Lesson 3 marks an abrupt change: this is where the programming exercises began. The class requires previous experience with Python, which I lacked, and so the exercises took more time for me than they should have, but I managed. One student in the forum questioned whether this was a course on Hadoop, or a course on Python regular expressions, but doing the exercises helped me learn some Python, and, much as I hate the language, it does have a very powerful vocabulary of regular expressions. Unfortunately, the instructor blew by the concept of Hadoop streaming so fast (in Lesson 2) that I wasn't entirely sure for a while what exactly I was doing, though I was managing to get it to work—and once I looked up Hadoop streaming on my own (it is, for the record, an API that allows Hadoop mappers and reducers to be written to be written in any language), I realized that the interface would work just as well for R.

Although the simpler exercises use an online Python compiler, for the exercises that require large datasets, the course's creators deserve kudos for having students install a virtual UNIX box on which a virtual two-machine Hadoop cluster has already been set up, and then manipulate data and write code in this realistic environment. Unfortunately, the exercises that require this virtual machine seem half-baked.

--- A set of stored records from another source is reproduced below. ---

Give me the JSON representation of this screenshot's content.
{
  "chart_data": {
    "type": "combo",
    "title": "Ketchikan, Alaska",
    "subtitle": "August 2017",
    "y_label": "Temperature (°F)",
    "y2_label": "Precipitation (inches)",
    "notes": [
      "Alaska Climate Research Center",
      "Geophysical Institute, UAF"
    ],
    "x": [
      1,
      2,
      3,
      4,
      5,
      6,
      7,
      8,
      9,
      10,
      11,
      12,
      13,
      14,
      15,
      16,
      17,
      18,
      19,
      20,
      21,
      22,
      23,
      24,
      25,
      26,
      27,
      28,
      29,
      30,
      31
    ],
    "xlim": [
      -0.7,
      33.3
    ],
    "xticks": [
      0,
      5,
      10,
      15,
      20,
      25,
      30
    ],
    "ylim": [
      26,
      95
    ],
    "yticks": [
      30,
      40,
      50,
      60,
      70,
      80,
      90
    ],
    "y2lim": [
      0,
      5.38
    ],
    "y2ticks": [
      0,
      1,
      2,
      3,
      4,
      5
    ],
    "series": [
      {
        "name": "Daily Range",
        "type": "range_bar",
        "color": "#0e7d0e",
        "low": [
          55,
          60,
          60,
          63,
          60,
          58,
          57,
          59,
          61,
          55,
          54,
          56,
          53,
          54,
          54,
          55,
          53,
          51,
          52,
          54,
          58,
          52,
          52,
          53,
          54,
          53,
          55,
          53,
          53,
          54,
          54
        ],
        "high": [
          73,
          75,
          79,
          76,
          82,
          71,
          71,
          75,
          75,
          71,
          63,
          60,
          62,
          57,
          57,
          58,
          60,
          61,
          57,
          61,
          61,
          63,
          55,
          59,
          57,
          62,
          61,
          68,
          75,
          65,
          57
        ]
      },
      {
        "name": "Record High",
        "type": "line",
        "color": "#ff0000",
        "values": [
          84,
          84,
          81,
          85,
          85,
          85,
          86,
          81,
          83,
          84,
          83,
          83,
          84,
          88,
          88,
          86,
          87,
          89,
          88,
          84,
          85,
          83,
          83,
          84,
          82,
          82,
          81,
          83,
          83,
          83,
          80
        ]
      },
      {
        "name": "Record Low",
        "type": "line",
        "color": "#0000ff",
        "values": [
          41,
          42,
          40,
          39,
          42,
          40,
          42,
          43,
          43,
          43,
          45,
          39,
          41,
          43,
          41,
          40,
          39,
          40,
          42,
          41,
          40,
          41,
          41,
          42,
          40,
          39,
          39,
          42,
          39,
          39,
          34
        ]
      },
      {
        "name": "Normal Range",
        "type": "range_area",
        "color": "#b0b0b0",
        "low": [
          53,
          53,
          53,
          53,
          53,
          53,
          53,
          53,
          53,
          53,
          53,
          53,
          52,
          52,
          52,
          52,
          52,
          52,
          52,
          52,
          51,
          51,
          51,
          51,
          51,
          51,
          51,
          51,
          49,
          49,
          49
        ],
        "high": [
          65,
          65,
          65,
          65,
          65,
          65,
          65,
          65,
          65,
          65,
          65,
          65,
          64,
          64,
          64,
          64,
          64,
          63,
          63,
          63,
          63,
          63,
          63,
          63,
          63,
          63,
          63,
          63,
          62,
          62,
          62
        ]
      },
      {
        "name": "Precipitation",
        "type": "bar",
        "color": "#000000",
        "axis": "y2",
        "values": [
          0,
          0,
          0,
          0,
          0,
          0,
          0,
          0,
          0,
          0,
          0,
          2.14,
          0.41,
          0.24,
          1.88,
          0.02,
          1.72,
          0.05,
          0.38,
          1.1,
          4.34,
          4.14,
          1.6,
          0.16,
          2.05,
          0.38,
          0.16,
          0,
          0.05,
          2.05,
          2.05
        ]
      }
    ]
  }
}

First off, the instructors haven't actually detailed how to write and execute Python scripts on the UNIX machine (the class discussion forum was very helpful here). Second, the syntax needed to make the scripts work is different from the syntax presented in the video lectures (though, fortunately, there are working sample scripts saved on the virtual machine). Third, and most seriously, one particularly tricky exercise requires knowledge that students could not possibly get from the instructions, or, in all probability, the data itself, but could only get from the hints that emerge from a trial-and-error process of submitting answers to the automated grader—it was an interesting little mystery to solve, but there are no automated graders in real life, and so I'm not sure what I gained from the effort.

Yes, figuring out ambiguous instructions does have some pedagogical value, and in the end, completing the exercises was very satisfying, but, especially in the case of the problem that was insoluble without the automated grader, I got the feeling that the difficultes I faced were the result, not of a pedagological choice, but of a simple lack of effort on the part of the instructors—and I felt like I had wasted part of my time.

According to posts in the forum, Lesson 4 was not part of the original class, though I'm not sure if it was planned all along, or tacked on later. To paraphrase Monty Python and the Holy Grail, the course was completed in an entirely different style at great expense and at the last minute. The lectures feature a different intstructor, a Udacity employee, in place of the Cloudera instructors. This lesson covers design patterns, specifically filtering patterns (more regular expressions), summarization patterns (minimums, maximums, and means, for example), and structural patterns (combining data sets); one lecture also deals with combiners, scripts inserted between mappers and reducers to make things more efficient by doing some of the reduction locally on each machine in the cluster.

I found these lectures better than the previous ones, and the exercises better prepared. I will say, though, that I eventually got bored with writing new and different regular expressions in Python, and didn't finish the last few exercises (or the final project, which isn't graded for non-paying students in any case), though I did watch all of the lectures.

In the end, this half-baked pastiche of a course at least gave me a decent idea of how Hadoop works, and removed the mystique of manipulating data stored on a Hadoop cluster. I wouldn't know how to set up a cluster myself (that wasn't the intent of the class, though I don't think it would be all that hard to do), but I do know how to use Hadoop streaming—and I've realized it's not exactly rocket science.